As everyone vies for their seat at the table, the real challenge might be knowing what to do with that seat once you have it.
Lesley Kennedy knows what having that seat is about. With a background in youth organizing, she became executive director of the Chicago Girls Coalition shortly after receiving her degree from the University of Chicago Crown Family School of Social Work, Social Policy, and Practice.
After landing so suddenly in a leadership role, however, she encountered obstacles to expressing herself as a leader that often felt insurmountable.
“It’s almost heartbreaking that I can’t go back and implement some of the strategies I know now,” she says. “Even if I had the seat at the table, I didn’t feel safe confronting or acknowledging the biases I felt as a young Black woman. Basically, I put on armor. I hunkered down and rolled with the punches. I lacked the insights and tools to manage the ingrained biases—things as basic as microaggressions—I was facing.”
She now teaches the course Inclusive Leadership at the Crown Family School's master's program in Social Sector Leadership and Nonprofit Management (SSL). What drives Kennedy’s passion for teaching inclusive leadership is that it gives her a way to ensure that her students, when they find themselves in similar situations, will have the tools to stay grounded in themselves and lead authentically.
“But that’s the personal reward of teaching this class,” she says. “I’m able to reach back to professionals and discuss what it takes to establish a sense of purpose and an understanding of your identity. These are issues that become very complex when leaders encounter structural biases in the workplace.”
- Lesley Kennedy, Instructor, Master's Program in Social Sector Leadership and Nonprofit Management
“I want students to feel empowered to be vulnerable as they chip away at the barriers keeping them from leading from their most authentic place. The hope is that the lessons they learn will provide a rich and grounding experience they can use to orient them in their careers and in life."
Build an inclusive environment
Designed for early- and mid-career individuals with previous experience working in the social sector, Kennedy’s class gives students the conceptual underpinnings to lead in an inclusive way as they expand their understanding of themselves as leaders. The goal is to integrate the lessons from lectures and readings into one’s personal experience and to use that knowledge as a way to grow as an inclusive leader.
“People spend their entire professional lives in armor,” Kennedy says. “They force themselves not to be vulnerable and not to be who they are because they fear losing their jobs or not being promoted. In class, we spend time focusing on each student’s particular leadership style and developing the skills to be nimble and adaptable when confronting the complexities that exist within the nonprofit space. It sets the tone for the rest of your professional experience.”

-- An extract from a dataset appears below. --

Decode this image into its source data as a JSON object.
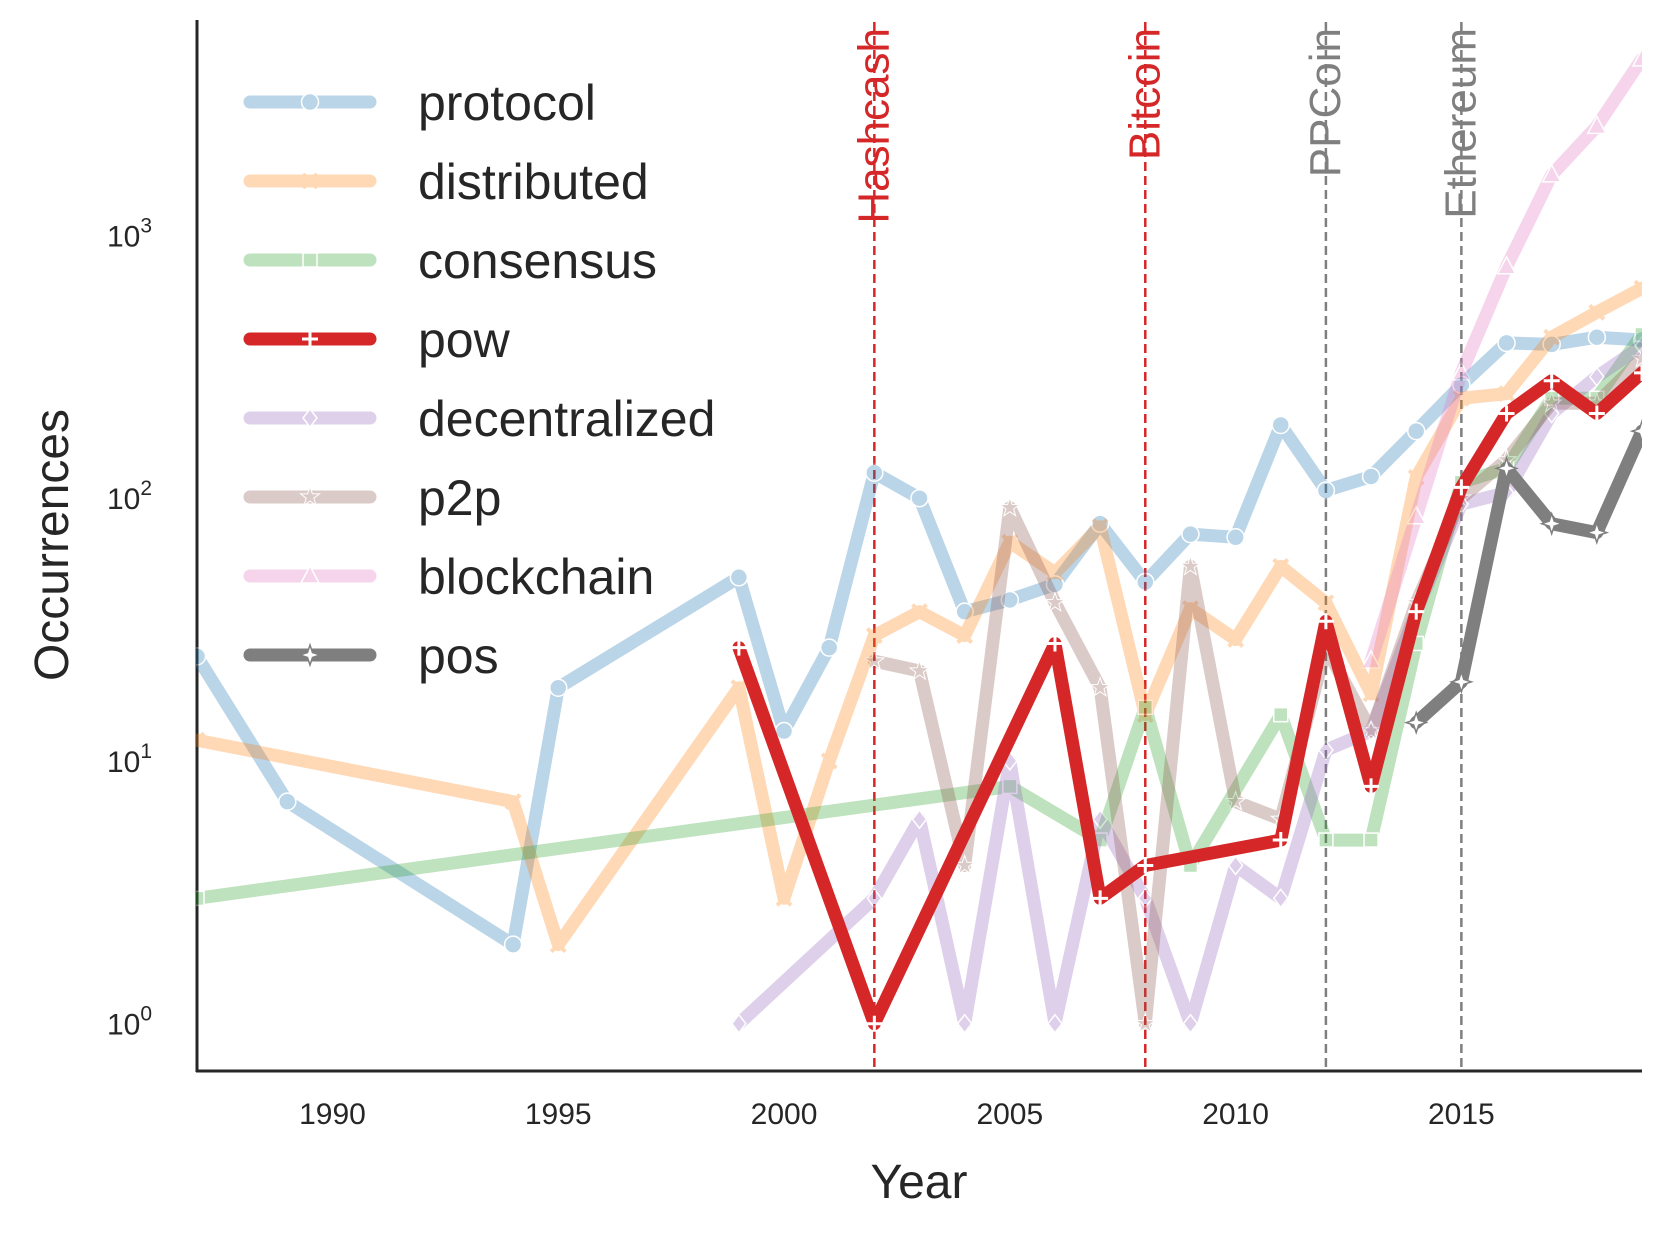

Kennedy notes that there is sometimes a misconception among social sector professionals that their organizations are already inclusive workplaces. After all, the equity that comes with inclusivity is precisely what orients their work in the communities they fight for. Assuming that these barriers have already been overcome, however, leads individuals to put the blame on themselves when biases get encountered.
“That’s how imposter syndrome develops,” she says. “When you decide that you’re going to dedicate your career to nonprofit work you do it because you have a sense of purpose. You’ve dedicated yourself to helping people change those systems, but when you’re confronted by those very systems in your workplace it makes it very difficult to envision change.”
It is partly why creating an inclusive environment in an organization takes more than just having broad racial representation. Inclusivity involves deliberate action within the culture and it starts with the leader’s commitment to creating an environment in which everyone feels safe to share their experience of inequity.
“These are not conversations that happen all by themselves,” Kennedy says. “The environment has to be built, it has to be fostered and encouraged. There is learning that has to happen for most people to feel equipped to talk about their experiences when it comes to race- and gender-based workplace biases.”
Feel empowered to face challenges
Embarking on this journey requires both courage and humility, as well as a willingness to challenge oneself. To get started, however, it takes a safe environment. When it comes to building that environment in her virtual classroom, Kennedy focuses on creating safety rules and building trust. Each student shares their leadership story and the experiences that have led them to take the class.
“So much of this is about everyone being reflective about what has brought them to do the work that they’re currently doing,” she says. “I want students to feel empowered to be vulnerable as they chip away at the barriers keeping them from leading from their most authentic place. The hope is that the lessons they learn will provide a rich and grounding experience they can use to orient them in their careers and in life.”